Your symptoms suggest of a Grand mal seizure. Please wait for EEG and consult a neurologist for confirmation of diagnosis and treatment. A grand mal seizure is often followed by a period of confusion and delirium for a few days. You doctor is right in saying that you must not drive because you may have such seizures again. You should not drive unless you are free from seizures for a period of 6 months after taking treatment. Please take proper treatment. Hope this helps you. Take care and regards!
I have once had a similar experience to you. The point of my reply is to reassure you to not be to alarmed.
I will explain what happened to me:
I was at home with my boyfriend (husband now!), sitting at the computer and walked to the kitchen. I felt really really dizzy all of a sudden (with in a second) and dropped. Apparently my arms where ridged and I was kinda shaking. I then came too and my husband took me in to the bed room and I had another one on the bed. The worst bit was that I was kinda awake during these episodes, my lights were defiantly out but I was aware of something going wrong and a shaking sensation.
Anyhoo .. I went to the hospital .. they sent me home with a referral to Neurology. I went to see my GP the next day and I had a low grade infection. All my EEG's came but fine. It was assumed to just be a one off grand mal /tonic colonic seizure.
They can just happen randomly. And the fact I had a little infection, might have contributed. Sometimes it can take just a few changes in your body, all at once .. and whamoooo!
My Neurologist also advised me not to drive, which it totally normal. Apparently if you have one there is a greater risk of you having another within 2 or 3 months (???) so they like to keep you safe until that time has passed.

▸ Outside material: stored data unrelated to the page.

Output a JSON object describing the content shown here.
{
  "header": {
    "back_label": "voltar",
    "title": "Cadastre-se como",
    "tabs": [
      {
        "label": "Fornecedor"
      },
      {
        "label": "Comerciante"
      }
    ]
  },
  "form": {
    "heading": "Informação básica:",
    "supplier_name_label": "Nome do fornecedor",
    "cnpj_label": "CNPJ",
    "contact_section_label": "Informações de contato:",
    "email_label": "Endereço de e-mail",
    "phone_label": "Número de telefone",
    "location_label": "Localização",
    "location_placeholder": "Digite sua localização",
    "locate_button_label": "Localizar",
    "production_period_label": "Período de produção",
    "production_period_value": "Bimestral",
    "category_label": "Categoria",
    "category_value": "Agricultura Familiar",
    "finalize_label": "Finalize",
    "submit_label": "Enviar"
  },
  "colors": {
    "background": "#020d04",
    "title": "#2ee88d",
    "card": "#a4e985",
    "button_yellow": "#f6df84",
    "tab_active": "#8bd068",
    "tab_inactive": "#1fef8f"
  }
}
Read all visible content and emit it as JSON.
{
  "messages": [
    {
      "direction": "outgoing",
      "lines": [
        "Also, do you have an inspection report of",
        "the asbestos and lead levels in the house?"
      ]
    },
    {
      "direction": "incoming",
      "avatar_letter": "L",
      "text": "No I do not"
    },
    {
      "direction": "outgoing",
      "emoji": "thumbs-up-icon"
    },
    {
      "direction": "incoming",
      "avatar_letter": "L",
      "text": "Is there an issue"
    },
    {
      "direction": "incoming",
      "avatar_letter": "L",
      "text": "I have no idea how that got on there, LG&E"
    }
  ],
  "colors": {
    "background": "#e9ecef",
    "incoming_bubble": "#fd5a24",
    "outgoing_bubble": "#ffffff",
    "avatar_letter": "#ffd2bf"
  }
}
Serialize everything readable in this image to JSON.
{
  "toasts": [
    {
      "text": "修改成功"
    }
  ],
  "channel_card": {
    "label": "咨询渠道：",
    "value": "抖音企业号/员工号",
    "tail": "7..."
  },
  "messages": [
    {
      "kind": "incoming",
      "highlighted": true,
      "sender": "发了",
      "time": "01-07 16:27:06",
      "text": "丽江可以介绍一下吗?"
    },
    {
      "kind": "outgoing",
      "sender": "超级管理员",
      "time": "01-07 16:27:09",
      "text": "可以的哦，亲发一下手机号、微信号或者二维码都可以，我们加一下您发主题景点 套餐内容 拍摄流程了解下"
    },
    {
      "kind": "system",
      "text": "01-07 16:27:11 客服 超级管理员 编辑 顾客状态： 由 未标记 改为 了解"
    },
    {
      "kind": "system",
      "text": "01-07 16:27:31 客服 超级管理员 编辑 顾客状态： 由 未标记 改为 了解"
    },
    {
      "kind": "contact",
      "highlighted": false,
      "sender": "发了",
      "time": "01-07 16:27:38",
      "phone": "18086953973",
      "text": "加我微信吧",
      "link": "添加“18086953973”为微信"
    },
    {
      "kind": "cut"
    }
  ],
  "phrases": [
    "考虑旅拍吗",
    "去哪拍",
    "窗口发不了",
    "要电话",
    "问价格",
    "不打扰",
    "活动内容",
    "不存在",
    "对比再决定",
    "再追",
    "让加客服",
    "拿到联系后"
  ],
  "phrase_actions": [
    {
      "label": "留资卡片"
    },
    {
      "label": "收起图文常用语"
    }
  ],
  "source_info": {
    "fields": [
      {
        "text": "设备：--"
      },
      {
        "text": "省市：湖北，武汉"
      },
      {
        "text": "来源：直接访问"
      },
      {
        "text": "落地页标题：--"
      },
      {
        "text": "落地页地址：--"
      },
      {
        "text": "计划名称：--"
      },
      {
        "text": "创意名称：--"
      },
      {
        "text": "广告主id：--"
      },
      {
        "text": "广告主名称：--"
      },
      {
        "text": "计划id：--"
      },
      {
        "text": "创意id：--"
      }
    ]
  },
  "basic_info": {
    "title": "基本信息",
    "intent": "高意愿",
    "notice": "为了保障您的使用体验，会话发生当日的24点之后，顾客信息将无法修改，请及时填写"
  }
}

I understand how worried and nervous you must be, as you are still experiencing some after effects. Just know, that these things can happen .... but just randomly. It seems you are under good Neurological care .. so I am sure you will be just fine.
Take care of your self. Lots of sleep and relaxation! Plus report back with your EEG findings.
Best of luck to you.
First of all, in every state in the United States, it is not the option of a physician to "advise you not to drive". A Grand Mal siezure must be reported to the motor vehicles department and results in instant suspension of your driving priviliges until such time as a physician provides written evidence to the DMV he/she considers you not to be at risk. A single episode means you cannot drive and that your insurance is invalidated. Period. To drive without a physicians authorization constitutes the felony of reckless endangerment. While some physicians may feel free to issue such a letter after six months, in this litigenous society, the general consensus is that a year must pass.
That may not seem fair, but that's how it is.
That being said, any normal human being can experience a so-called "Grand Mal" siezure under certain circumstances. Helicopter pilots who have passed rigorous FAA physicals have experiences such siezures from the flicker of sunlight passing through the rotar blades. And they have been returned to flight status.
Certain medications can result in lowering the threshold at which an individual may sieze.
Hypoxia, as when an aircraft cabin decompresses at altitude, can result in the passengers having Grand Mal siezures.
The point is, a single siezure episode does not necessarily mean you are an epileptic.
The decision as to wheter to take anti-siezure meds after the first siezure is controversial. The medications degrade mental acuity, and sometimes cause dental and cosmetic problems. Many physicians will not prescribe such medications until after the third documented siezure.
You should be aware that siezures are often preceded by an "aura" or "strange sensation", often on the tongue. You should also be aware that those who experience Grand Mal siezures may be subject to what are called "petit mal" siezures, in which they suddently lose awareness and stare into empty space for a minute or so. Not the best thing to happen on a freeway at 70 miles per hour with the kids in back. Or on a subway platform. Or if you are an air traffic controller.